In some cases, historic buildings can be renovated to again serve their original purpose. For instance, many old bunkhouses can be remodeled so they meet modern needs. By insulating and sealing against drafts, replacing the heating and cooling systems and wiring, adding communications and entertainment wiring and outlets, updating bathrooms, remodeling kitchens, and providing new shades and mattresses, or perhaps new built-in storage for sleeping areas, these buildings can once again perform well. Modifications can usually be achieved more economically than replacing the building and without impacting the features that make the building a valuable historic resource. The National Park Service’s Technical Preservation Services Website, Applying the Standards for Rehabilitation, contains great information on how to rehabilitate a historic building.

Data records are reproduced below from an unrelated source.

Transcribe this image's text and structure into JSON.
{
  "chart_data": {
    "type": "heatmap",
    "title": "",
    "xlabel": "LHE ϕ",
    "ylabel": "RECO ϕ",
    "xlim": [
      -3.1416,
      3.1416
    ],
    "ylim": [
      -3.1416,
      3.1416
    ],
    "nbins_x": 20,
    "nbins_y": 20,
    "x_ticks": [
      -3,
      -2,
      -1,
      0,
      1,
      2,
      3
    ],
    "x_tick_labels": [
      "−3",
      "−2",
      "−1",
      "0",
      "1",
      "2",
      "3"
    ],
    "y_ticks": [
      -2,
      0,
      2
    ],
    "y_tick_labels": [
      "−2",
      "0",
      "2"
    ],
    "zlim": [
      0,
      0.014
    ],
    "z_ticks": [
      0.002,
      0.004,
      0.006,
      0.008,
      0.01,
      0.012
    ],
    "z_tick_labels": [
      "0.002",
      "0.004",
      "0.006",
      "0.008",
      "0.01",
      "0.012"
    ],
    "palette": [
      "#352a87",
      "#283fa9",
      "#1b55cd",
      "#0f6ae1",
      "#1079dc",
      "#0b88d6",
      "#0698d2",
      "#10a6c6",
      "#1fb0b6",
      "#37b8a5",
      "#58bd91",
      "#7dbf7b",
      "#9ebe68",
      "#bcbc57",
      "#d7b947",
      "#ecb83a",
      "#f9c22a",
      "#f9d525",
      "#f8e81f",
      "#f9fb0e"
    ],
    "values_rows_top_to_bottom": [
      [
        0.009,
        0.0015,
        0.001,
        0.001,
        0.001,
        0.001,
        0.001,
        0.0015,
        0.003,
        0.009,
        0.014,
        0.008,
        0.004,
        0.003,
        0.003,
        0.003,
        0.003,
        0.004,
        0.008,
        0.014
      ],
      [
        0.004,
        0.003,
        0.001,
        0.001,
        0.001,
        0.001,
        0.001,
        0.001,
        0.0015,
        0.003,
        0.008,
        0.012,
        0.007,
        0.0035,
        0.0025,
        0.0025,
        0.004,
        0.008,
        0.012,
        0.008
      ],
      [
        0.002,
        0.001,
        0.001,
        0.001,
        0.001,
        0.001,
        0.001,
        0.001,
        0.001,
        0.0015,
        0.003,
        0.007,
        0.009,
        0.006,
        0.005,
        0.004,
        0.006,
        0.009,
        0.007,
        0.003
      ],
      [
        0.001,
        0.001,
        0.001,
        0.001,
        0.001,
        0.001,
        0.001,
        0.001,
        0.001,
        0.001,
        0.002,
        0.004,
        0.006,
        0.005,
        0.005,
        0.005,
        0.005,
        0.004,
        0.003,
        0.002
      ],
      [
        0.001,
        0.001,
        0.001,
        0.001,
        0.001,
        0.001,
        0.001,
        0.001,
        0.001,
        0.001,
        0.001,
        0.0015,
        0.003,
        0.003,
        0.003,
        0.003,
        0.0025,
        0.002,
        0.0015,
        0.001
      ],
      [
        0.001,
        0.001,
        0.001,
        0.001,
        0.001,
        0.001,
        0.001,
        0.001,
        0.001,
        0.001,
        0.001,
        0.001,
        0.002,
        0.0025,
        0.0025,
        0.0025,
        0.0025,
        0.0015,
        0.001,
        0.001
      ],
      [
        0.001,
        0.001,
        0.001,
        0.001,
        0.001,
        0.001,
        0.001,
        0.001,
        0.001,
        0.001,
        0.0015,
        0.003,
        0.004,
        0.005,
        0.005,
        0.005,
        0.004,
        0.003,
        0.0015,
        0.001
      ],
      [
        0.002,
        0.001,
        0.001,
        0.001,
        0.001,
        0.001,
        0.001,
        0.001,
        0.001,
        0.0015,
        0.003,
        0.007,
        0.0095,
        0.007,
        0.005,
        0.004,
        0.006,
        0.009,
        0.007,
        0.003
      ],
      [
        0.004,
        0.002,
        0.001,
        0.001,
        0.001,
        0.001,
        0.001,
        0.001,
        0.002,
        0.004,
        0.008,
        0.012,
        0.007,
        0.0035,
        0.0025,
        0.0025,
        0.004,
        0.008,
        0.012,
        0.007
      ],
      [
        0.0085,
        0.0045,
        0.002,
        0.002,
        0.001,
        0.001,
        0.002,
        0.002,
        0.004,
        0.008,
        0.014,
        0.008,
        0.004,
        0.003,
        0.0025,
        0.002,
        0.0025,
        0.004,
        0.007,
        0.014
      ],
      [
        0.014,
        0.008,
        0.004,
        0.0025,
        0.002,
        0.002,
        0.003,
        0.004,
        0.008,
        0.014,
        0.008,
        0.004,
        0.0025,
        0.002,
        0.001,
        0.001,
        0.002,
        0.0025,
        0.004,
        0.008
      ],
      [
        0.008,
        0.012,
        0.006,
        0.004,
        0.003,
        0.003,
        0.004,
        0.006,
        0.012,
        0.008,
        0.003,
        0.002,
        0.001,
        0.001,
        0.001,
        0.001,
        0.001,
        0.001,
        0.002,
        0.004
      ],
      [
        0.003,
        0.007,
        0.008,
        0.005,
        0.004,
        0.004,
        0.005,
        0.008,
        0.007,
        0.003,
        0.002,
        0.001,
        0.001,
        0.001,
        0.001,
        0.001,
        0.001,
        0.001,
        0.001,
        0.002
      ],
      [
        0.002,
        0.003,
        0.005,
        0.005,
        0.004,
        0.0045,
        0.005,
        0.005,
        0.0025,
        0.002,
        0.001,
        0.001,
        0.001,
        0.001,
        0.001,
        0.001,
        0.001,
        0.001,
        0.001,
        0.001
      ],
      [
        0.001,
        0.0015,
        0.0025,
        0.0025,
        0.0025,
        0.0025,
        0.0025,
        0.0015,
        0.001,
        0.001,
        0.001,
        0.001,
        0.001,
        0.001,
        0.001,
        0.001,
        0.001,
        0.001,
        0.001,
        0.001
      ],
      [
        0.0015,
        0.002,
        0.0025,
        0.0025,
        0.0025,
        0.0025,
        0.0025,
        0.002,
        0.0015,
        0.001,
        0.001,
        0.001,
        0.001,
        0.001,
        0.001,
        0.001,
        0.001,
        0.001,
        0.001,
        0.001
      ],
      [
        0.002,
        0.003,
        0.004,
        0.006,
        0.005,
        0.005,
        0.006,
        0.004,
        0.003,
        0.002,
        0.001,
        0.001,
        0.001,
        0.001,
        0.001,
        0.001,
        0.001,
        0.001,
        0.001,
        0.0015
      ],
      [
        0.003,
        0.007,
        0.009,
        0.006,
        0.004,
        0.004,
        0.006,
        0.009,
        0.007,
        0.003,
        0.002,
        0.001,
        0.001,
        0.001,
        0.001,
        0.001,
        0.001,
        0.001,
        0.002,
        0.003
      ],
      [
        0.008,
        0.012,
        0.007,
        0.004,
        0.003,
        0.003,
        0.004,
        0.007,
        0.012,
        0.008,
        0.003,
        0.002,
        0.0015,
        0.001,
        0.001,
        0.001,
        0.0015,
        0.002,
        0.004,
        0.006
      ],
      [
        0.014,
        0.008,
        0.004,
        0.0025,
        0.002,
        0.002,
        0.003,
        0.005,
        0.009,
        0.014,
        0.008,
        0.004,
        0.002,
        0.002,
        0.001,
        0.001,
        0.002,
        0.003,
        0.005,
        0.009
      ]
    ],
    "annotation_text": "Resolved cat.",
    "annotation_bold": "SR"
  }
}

Buildings that remain in use for more than a decade almost always evolve to accommodate changing needs. Construction methods, Codes, and technology advance. The realities of budgets and missions bring new expectations of comfort, practicality, convenience, and purpose. Sometimes more space is needed and sometimes less space is used as work moves from one part of a Forest to another or as functions are consolidated or decentralized. Thus, it may make sense for a historic ranger’s house or bunkhouse to become an office or for an isolated cabin or lookout to be rented for recreation use. Offices may become bunkhouses for work centers. Cookhouses may be converted to meeting and break rooms, and their kitchens used for lunch preparation and to house the office coffee maker. Warehouses may become fire stations. Tree coolers may become warehouses. The key is to match the needed purpose to historic buildings of about the right size and configuration, so that they can be renovated at less cost than would be needed for demolition and construction of a new building. The National Park Service’s Website How to Preserve contains great tips and information on how to renovate for a new use.

Sometimes a building would be suitable for a continued or new use if it had a little more space in it. Additions to historic buildings must be done carefully. An addition must be different enough from the historic building so that it doesn’t appear to be part of the historic building, but it can’t be so large or so shockingly different that it overwhelms the historic structure. The size, scale, massing, materials, and proportions of the new addition must be compatible with the historic building but not imitate it. The National Park Service’s Webpage on Special Requirements for New Additions to Historic Buildings and Preservation Brief 14, New Exterior Additions to Historic Buildings: Preservation Concerns explain how to add to historic buildings without unduly damaging the historic resource.

Keep in mind that the keys to choosing an appropriate use for a historic building are need, location, and size, and follow the guidelines for a successful building re-use.